The Dance of Faith — Part 2

September 11, 2003 — Leave a comment

It’s late (for me, anyway). I’m tired. Girl bedtime wrestling has taken a lot out of me. So I won’t write for long. Since the last post, I’ve sat in the hospital during my wife’s surgery for 24 hours, while she waited for a bed. I have something I wrote during that time that I will post later, if I can get it from the Palm to the desktop. However, Kay’s come home and all went well with the surgery. Now comes the hard part of regulating the meds. Oy!

Thinking about the dance community, I want to paint a picture.

It’s Friday night. A friend has been telling me about a form of dancing called “contra dancing,” trying to get me to come one Friday.

“Do I have to wear a gingham shirt and dance with an old lady in a frilly skirt?” I ask.

“Not hardly,” the friend responds. “Look, it’s kind of a cross between the Virginia Reel that we danced in grade school, and a old fashioned barn dance. Most of the folks there are younger than 40. And there are even some pretty attractive women that you will get to dance with.”

Never one to turn down dancing with attractive women, I go. I arrive at a local elementary school shortly before 7:30, not sure what to expect. When I walk in, I’m taken by the variety of clothing. There is a woman dressed head to toe in tye dye. Another looks fairly preppie in a khaki skirt. There’s a man who could be 70 wearing a white shirt and a bolo tie. And two coeds, dressed in t-shirts and jeans. On the stage, a fiddle and guitar player tune, while the bass player chats with the guy running sound about proper levels. A young woman stands at a microphone, thumbing through a small card file.

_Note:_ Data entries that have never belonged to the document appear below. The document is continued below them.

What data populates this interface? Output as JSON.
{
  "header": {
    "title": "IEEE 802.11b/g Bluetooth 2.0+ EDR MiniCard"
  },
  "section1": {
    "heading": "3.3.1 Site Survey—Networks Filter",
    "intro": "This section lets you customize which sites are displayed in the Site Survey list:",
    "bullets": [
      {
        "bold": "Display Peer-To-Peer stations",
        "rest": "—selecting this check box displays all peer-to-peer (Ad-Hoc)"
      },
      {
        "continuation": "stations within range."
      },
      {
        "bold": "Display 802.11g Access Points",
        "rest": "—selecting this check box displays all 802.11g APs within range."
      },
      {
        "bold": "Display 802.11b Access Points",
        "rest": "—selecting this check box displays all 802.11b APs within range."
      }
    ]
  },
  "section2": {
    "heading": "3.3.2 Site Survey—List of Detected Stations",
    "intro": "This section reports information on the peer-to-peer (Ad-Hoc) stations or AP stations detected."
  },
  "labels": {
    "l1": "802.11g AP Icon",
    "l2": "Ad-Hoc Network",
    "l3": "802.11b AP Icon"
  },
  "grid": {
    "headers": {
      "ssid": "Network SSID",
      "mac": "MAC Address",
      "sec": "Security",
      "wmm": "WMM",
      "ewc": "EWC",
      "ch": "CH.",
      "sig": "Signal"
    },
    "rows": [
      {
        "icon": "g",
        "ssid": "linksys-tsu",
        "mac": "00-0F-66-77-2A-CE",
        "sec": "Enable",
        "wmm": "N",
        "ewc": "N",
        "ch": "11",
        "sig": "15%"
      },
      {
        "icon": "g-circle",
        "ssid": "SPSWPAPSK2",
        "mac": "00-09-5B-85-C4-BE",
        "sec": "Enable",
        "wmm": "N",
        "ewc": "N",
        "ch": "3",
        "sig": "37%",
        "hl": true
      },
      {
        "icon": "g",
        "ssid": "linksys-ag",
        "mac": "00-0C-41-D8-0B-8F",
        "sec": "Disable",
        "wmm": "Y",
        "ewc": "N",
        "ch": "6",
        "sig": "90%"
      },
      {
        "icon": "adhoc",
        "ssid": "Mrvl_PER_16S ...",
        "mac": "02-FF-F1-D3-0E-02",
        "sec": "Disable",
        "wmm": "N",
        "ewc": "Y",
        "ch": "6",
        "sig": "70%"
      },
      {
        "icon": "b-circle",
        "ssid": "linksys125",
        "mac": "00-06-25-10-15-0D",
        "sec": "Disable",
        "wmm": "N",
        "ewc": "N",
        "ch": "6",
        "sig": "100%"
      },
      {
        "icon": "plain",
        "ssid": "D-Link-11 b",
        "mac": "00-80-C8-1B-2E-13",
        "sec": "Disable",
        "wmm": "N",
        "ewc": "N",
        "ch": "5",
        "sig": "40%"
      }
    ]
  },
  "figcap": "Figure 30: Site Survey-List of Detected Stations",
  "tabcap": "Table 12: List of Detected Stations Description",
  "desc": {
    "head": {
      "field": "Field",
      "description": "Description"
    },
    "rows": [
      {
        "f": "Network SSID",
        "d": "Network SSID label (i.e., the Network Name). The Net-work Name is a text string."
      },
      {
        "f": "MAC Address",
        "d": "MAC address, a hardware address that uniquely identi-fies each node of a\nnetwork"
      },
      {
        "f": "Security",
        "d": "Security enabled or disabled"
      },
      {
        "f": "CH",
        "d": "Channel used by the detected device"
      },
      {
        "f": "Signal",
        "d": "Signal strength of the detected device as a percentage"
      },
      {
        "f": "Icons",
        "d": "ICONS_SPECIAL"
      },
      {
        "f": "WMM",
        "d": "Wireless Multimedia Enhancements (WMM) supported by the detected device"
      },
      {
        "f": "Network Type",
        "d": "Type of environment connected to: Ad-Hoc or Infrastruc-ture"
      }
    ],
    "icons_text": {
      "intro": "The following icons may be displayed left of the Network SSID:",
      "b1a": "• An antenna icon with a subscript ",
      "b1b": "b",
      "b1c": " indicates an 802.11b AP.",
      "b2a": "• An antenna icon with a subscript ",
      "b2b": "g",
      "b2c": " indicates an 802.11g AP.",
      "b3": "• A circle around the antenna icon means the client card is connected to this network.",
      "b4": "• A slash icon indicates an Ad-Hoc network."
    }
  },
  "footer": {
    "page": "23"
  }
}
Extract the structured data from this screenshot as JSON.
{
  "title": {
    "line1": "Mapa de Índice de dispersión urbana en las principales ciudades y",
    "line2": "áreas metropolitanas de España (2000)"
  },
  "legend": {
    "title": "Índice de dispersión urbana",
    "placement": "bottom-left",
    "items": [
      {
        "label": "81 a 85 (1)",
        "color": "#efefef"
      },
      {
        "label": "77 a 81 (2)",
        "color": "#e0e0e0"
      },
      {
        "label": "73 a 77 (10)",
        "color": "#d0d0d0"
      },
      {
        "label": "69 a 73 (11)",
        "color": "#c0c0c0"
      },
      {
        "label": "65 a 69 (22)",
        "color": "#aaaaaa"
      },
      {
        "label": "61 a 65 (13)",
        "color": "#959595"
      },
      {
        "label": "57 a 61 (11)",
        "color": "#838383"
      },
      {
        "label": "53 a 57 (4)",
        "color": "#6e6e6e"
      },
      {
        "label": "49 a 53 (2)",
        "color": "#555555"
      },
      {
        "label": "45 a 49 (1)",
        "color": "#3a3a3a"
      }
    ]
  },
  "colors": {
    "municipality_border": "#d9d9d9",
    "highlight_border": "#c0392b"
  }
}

My friend comes up and says, “Oh, you made it. Come on out so you can learn some basic moves.” At that moment, the young woman at the mic calls everyone on the floor so that we can walk through the basic steps. I discover a grammar unique to the group. “Hands four from the top,” an experienced dancer calls out. And then the woman and a group of experienced dancers leads us novices through some basic movements: the do-si-do, the balance and swing, the courtesy turn. I find myself holding strangers closely in ways that I would never do in a different arena. We are moving, but in fact I am being pulled around, led through the steps even though I’m not quite sure what I am doing.

Finally, around 8, the large contingent of experienced dancers arrives, pregnant with excitement about what’s to come. The band, I learn, is popular among the experts, and the young woman (who I learn is the “caller”) is well known for her gentle spirit and fun dances.

The woman welcomes everyone, and then invites them to assume the position, lining up in long lines to begin the dance. The band members whisper among themselves, thinking about what piece of music to start with. Once everyone is in position, the caller begins to teach the moves for the dance to be danced. She calmly, but with some humor, verbally leads folks through the dance, until they have moved to dance with new folks and the dance repeats. After making sure that all know more or less what they are doing, she cues the band and they begin to play.

As the music starts, the dancers begin to move, led by the quiet promptings of the caller preparing them for the next move. The first couple of times through are tentative, but as the musicians pick up the beat, the moves become natural and fluid. With time, the caller begins to call less and less, as the dancers naturally respond to the changes in the music.

As a dancer, one soon finds oneself in a place that is beyond one’s self. One moves without having to be told what to do. Movement happens because it’s what feels natural. Even greater, one develops a connection with the other dancers — a connection that comes through close proximity, and eye contact, and sharing a mystical experience.

Suddenly, it’s 11:00 and the dance ends. The band plays a last waltz, and the single men and single women try to find a waltz partner that they might go get a drink with after the dance.

“What did you think,” my friend asks.